The Fed Didesak Tetap Tahan Suku Bunga
Dalam kondisi ekonomi seperti ini, banyak investor berharap agar The Fed menurunkan suku bunga untuk merangsang pertumbuhan.
Tapi Fink punya pandangan berbeda. Ia justru menilai bahwa inflasi yang didorong oleh faktor non-moneter seperti tarif dan krisis tenaga kerja di AS, bisa memaksa bank sentral untuk tetap menahan bahkan menaikkan suku bunga dalam waktu dekat.
“Pasar terlalu cepat mengantisipasi pelonggaran moneter,” tambahnya.
Ini seolah menjadi tamparan bagi para investor yang sebelumnya optimistis akan terjadi pelonggaran kebijakan suku bunga di sepanjang tahun 2025.
Pasar Melemah, Tapi Peluang Masih Terbuka
Meski demikian, Fink tidak sepenuhnya pesimistis. Ia menyebut bahwa penurunan pasar yang terjadi bisa menjadi kesempatan bagi investor jangka panjang.
Tentu saja, tidak semua orang berani masuk ketika pasar sedang bergejolak, namun bagi sebagian investor, situasi seperti ini justru dianggap sebagai momen emas untuk membeli aset dengan harga yang lebih rendah, termasuk kripto.
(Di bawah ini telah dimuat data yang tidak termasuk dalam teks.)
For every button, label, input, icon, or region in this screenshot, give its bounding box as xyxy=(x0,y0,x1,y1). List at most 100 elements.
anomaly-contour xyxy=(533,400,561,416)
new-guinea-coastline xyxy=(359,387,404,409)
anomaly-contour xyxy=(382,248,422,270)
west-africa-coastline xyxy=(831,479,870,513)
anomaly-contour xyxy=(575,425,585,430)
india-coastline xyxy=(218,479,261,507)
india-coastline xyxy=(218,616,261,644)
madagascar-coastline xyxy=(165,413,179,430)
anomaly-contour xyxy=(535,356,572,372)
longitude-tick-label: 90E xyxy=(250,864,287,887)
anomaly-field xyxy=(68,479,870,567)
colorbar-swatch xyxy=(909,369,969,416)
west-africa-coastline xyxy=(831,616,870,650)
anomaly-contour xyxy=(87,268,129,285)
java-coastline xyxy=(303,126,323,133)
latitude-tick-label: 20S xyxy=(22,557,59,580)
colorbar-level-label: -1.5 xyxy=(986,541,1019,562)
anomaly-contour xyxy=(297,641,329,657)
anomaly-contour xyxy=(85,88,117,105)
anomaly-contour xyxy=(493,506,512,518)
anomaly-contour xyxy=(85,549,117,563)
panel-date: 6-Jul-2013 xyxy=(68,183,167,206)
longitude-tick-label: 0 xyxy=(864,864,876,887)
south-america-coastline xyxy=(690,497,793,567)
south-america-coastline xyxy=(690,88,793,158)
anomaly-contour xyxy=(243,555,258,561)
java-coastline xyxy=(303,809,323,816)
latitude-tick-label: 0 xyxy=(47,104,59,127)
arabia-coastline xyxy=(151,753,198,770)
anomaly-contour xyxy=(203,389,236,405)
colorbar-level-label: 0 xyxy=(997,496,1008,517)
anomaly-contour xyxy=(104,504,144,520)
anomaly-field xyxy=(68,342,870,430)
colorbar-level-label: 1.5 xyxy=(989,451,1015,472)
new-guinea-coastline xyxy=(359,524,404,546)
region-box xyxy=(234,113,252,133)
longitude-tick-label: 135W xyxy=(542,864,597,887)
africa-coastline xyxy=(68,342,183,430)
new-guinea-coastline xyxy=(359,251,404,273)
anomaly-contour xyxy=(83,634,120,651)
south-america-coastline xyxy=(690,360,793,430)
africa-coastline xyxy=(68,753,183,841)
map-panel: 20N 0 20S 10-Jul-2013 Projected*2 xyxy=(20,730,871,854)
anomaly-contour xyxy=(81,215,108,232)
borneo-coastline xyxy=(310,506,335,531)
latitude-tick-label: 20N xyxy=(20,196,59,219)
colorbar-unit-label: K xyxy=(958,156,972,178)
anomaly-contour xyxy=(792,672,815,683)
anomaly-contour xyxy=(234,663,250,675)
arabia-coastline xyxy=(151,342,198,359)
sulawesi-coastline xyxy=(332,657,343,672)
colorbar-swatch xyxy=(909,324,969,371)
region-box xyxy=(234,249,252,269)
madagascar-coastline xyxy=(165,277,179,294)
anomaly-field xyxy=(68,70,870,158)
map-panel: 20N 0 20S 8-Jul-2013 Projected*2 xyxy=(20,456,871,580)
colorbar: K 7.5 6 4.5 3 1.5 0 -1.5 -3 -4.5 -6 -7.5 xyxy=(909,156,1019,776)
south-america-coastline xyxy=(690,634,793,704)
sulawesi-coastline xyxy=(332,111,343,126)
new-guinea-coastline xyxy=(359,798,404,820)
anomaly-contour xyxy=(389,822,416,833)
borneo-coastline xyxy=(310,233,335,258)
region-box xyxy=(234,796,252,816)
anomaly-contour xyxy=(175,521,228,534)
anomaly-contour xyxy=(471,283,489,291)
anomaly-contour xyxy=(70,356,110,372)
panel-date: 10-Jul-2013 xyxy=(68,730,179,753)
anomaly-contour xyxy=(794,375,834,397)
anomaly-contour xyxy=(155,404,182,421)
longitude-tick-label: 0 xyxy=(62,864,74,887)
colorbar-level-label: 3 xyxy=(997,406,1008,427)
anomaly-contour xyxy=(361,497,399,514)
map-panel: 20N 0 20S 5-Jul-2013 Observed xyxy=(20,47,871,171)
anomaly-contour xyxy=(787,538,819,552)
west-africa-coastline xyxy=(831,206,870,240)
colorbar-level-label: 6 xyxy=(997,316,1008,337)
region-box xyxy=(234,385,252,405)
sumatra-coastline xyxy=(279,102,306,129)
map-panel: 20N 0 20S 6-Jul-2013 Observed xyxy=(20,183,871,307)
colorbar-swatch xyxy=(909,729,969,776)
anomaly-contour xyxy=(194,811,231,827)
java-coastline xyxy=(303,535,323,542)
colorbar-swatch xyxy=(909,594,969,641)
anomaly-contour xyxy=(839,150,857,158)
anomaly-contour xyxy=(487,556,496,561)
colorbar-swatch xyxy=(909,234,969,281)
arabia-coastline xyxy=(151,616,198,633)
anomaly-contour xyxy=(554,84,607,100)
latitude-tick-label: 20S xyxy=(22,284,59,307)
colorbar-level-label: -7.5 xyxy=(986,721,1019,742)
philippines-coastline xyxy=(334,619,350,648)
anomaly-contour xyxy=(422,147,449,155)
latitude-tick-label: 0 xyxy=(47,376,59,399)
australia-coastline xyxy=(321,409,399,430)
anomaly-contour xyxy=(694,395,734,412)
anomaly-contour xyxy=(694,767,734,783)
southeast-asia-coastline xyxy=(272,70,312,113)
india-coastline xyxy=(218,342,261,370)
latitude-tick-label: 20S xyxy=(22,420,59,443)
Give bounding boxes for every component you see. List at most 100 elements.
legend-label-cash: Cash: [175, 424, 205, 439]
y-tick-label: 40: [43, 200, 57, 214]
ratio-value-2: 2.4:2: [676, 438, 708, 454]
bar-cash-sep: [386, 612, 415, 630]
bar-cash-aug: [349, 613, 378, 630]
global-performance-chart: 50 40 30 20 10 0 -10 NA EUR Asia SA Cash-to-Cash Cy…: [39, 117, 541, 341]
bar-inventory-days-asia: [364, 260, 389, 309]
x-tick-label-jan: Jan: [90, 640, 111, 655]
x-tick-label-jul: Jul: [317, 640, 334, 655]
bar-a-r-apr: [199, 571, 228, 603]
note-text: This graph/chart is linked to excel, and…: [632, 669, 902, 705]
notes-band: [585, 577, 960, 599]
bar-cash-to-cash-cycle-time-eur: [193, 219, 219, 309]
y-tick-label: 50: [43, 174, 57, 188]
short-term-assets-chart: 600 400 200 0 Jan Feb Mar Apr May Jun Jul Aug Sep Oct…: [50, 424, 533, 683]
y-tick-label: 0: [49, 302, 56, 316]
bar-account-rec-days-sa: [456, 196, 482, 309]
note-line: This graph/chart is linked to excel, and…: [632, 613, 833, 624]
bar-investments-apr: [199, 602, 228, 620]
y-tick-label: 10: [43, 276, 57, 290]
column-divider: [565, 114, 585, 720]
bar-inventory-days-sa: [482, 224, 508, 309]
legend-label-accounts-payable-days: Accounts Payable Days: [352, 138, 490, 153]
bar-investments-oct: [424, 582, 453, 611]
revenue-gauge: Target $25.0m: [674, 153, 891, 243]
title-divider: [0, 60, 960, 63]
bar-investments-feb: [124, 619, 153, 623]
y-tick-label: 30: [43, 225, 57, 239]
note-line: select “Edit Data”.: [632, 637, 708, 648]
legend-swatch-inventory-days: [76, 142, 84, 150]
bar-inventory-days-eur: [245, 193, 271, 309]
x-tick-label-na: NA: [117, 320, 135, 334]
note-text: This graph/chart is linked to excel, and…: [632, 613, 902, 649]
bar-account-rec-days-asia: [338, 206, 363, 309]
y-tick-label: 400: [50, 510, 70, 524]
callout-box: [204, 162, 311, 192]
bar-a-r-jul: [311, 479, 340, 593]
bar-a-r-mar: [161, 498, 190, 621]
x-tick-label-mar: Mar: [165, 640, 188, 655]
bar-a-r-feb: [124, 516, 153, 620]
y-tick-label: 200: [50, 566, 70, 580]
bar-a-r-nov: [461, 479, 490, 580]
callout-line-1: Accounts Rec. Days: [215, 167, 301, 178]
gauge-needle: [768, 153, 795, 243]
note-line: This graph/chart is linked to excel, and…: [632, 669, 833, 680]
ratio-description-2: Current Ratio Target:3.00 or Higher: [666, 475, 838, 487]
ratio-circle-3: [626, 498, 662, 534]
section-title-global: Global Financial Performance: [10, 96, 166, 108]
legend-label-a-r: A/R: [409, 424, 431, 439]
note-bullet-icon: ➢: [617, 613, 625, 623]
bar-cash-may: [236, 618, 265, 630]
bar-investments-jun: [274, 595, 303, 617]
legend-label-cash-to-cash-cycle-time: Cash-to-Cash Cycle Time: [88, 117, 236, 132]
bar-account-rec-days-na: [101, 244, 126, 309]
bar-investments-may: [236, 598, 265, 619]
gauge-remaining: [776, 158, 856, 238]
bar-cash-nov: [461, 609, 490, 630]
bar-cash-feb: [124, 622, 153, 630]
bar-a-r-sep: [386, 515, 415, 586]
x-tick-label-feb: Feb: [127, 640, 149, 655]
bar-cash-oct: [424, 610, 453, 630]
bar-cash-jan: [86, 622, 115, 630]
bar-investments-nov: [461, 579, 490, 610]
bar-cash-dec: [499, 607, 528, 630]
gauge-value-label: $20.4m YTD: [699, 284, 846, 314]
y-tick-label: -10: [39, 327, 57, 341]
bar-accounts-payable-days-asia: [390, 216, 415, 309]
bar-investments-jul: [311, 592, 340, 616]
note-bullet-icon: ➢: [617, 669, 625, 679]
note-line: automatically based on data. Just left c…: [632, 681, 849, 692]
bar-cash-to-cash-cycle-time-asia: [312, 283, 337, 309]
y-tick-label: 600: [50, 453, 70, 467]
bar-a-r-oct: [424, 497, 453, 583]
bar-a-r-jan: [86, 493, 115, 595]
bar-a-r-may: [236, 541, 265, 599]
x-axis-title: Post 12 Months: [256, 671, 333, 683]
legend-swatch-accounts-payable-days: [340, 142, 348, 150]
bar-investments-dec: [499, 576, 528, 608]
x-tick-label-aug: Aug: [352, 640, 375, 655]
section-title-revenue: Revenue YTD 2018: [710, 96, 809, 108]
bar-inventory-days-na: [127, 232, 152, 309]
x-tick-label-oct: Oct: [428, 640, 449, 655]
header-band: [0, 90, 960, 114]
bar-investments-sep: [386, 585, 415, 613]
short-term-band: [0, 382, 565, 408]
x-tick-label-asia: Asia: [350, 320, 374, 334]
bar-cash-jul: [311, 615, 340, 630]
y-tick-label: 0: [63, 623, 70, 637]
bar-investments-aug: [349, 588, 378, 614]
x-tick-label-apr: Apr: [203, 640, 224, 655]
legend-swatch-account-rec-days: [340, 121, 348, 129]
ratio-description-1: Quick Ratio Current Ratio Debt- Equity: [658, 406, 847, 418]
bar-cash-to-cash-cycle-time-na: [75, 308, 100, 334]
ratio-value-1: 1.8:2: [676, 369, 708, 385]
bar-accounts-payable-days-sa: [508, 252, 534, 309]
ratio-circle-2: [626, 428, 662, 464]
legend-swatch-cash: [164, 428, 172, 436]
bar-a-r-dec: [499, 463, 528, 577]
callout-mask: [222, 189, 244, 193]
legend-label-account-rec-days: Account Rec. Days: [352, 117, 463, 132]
Bisa dibayangkan seperti berbelanja saat diskon besar-besaran. Risiko tetap ada, tapi potensi keuntungannya pun tidak kecil jika dilakukan dengan perhitungan matang. Maka dari itu, bagi mereka yang tahan banting dan berani menantang arus, masa depan bisa saja terlihat cerah setelah badai ini lewat. [st]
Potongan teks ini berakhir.